PUBLICATIONS & PATENTS
M. Stan, et al. 2007. Models and Simulations of Nuclear Fuel Materials Properties. Journal of Alloys and Compounds. Available online 24 January 2007.
C. S. Deo, et al. 2007. Bubble Nucleation in BCC Iron Studied by Kinetic Monte Carlo Simulations. Journal of Nuclear Materials.
C. S. Deo, D. J. Srolovitz, V. Bulatov, and W. Cai. 2005. Stochastic Simulations of Dislocation Mobility in Tantalum and Ta-based Alloys. Journal of the Mechanics and Physics of Solids 53(6), 1223-1247.
C. S. Deo, D. J. Srolovitz, V. Bulatov, and W. Cai. 2005. Kinetic Monte Carlo Simulations of Dislocation Mobility in bcc Alloys. Physical Review B71, 014106.

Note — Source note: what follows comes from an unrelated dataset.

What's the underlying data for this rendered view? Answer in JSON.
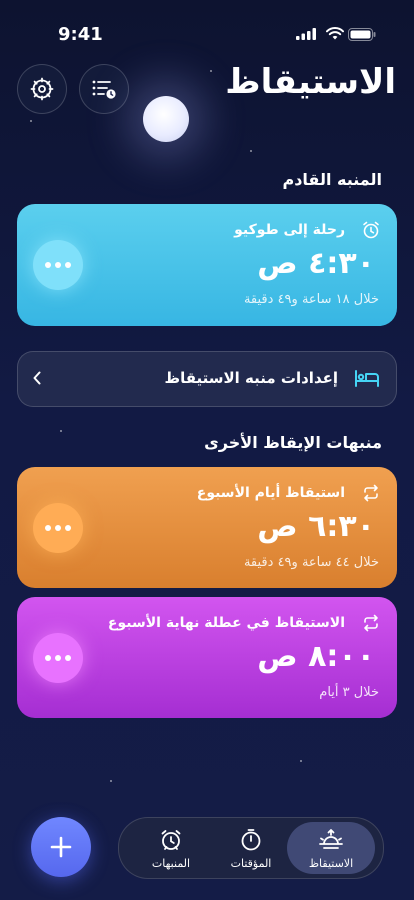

C. S. Deo, and D. J. Srolovitz. 2001. "Atomistic 3-D Kinetic Monte Carlo Simulations of Organometallic Vapor Phase Epitaxy of Ordered Films. Physical Review B63, 165411-165422.
EDUCATION & AWARDS
- Ph.D. University of Michigan, 2003
- M.S., University of Michigan, 2000
- B.E., University of Pune, India, 1997
- National Regulation Commission Faculty Development Grant, 2008-2011
- Lawrence Livermore National Laboratory Summer School Fellowship, 2001
- University of Michigan College of Engineering Graduate Fellowship, 1997-1998
RESEARCH INTERESTS
Research interests and expertise lie in using computational algorithms and techniques based on statistical mechanics (Monte Carlo, molecular dynamics) and solid mechanics (linear elasticity, plasticity) to investigate structure-property-processing relationships that are at the core of technologically relevant problems in nuclear engineering and materials science. Such techniques and algorithms are used for the identification, description, and theoretical interpretation of phenomena that affect materials behavior at nano as well as macro scales.
Current funded projects include
- Study of atomic level properties of uranium based fuel matrices as fuel for advanced burner reactors
- Simulations of constituent redistribution in U-20%Zr as a consequence of radiation damage in irradiation environments
- High temperature deformation mechanisms in structural materials subjected to extreme condition of irradiation and stress
- Materials properties in the analysis of advanced nuclear fuel cycles
Graduate students interested in nuclear engineering materials, mechanics of materials and computational materials science will find these projects of interest. A potential exists for collaboration with and summer internships at national laboratories such as Los Alamos National Laboratory, Idaho National Laboratory.